I have user in hdfs and with RWCA permission, i copied csv file to /user/hbaseGeomsa/file_.csv

I did kinit -kt /home/{user}/hbaseGeomesa.keytab hbaseGeomesa/<edgenode@{REALM}

I have ownership of user --> hbaseGeomesa:hdfs /user/hbaseGeomesa

As i told you before i can ingest csv data from local to geomesahbase datastore(it works fine)

	.bin/geomesa-hbase ingest -c geo-csv -s /home/hbaseGeomesa/geo.sft -C /home/hbaseGeomesa/geo.convert /home/hbaseGeomesa/geo.csv

when i am trying to ingest from hdfs://clustename/user/hbaseGeomesa/file_.csv , i am getting above error.

I am using below command to run:

	.bin/geomesa-hbase ingest -c geo-csv -s /home/hbaseGeomesa/geo.sft -C /home/hbaseGeomesa/geo.convert hdfs://clustername/user/hbaseGeomesa/*

Mentor

@santhosh kumar rathode

When you are ingesting from hdfs the first input should be the hdfs directory I was expecting something like

.bin/geomesa-hbase ingest  -c /user/hbaseGeomesa/geo-csv .............

Where the csv is located in hdfs

Without hdfs://clustername/ location it won't search from hdfs.

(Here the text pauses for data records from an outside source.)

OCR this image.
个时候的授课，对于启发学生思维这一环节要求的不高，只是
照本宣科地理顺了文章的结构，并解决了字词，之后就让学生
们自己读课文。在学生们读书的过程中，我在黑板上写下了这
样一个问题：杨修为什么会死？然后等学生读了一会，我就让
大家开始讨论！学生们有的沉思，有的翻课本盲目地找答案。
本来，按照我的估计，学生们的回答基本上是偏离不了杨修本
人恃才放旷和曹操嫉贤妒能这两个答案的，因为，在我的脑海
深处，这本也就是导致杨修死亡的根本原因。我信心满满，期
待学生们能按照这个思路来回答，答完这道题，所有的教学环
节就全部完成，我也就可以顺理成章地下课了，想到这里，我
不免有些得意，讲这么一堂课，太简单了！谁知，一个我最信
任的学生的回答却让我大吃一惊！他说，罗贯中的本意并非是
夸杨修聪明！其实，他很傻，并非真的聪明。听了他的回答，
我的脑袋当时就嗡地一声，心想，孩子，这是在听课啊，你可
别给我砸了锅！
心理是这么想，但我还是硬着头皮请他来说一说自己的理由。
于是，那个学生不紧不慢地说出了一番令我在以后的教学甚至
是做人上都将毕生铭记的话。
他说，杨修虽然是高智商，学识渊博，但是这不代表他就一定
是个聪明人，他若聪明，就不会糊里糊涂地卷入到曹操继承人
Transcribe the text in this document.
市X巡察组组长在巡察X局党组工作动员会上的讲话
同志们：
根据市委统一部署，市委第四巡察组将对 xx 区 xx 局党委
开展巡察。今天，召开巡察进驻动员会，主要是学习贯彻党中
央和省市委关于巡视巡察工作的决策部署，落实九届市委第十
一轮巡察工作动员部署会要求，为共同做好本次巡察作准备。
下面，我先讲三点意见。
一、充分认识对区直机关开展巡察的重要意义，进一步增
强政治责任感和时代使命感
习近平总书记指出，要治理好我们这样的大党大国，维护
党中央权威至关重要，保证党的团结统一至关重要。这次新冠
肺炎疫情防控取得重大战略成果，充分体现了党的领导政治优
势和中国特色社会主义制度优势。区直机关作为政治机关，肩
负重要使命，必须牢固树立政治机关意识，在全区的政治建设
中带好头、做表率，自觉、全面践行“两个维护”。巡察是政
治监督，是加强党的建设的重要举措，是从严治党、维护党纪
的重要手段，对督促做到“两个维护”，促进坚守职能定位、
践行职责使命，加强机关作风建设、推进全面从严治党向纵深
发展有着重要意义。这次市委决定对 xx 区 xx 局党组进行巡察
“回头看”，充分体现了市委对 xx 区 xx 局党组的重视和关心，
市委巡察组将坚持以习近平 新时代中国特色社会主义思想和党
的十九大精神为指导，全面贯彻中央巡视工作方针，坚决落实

If i give /user/hbaseGeomesa/geo-csv ............. it searching for directory in local and says no file exist.

New Contributor

When ingesting a local file, GeoMesa runs the ingest process locally. When ingesting from HDFS, GeoMesa launches a map/reduce job to ingest. It seems like the tasks are not able to authenticate with kerberos. Would you need to create a ticket on each task node?

,

When ingesting from a local file, the GeoMesa ingest will run locally on the current machine. When ingesting from HDFS, it will launch a map/reduce job. It seems like the remote tasks are not able to authenticate with kerberos. Would you need to create a ticket on each node in the cluster?

@Emilio Lahr-Vivaz and @Geoffrey Shelton Okot

Yes Emilio. when i am trying to run from HDFS its launched map/reduce job to ingest. right now I created principal for edge node as hbaseGeomesa/<edgenode_fqdn>.realm and keytab as hbase.geomesa.keytab.

Do i need to create principal for all the nodes?

ex: hbaseGeomesa/<node1_fqdn>.realm

hbaseGeomesa/<node2_fqdn>.realm .........so on ?

or just i need to create hbaseGeomesa/<edgenode_fqdn>.realm keytab in all the nodes.


another question is :

right now i added hbaseGeomesa/<edgenode_fqdn>.realm and hbase.geomesa.keytab in hbase-site.xml.

is that fine or do i need add all the node principal in hbase-site.xml.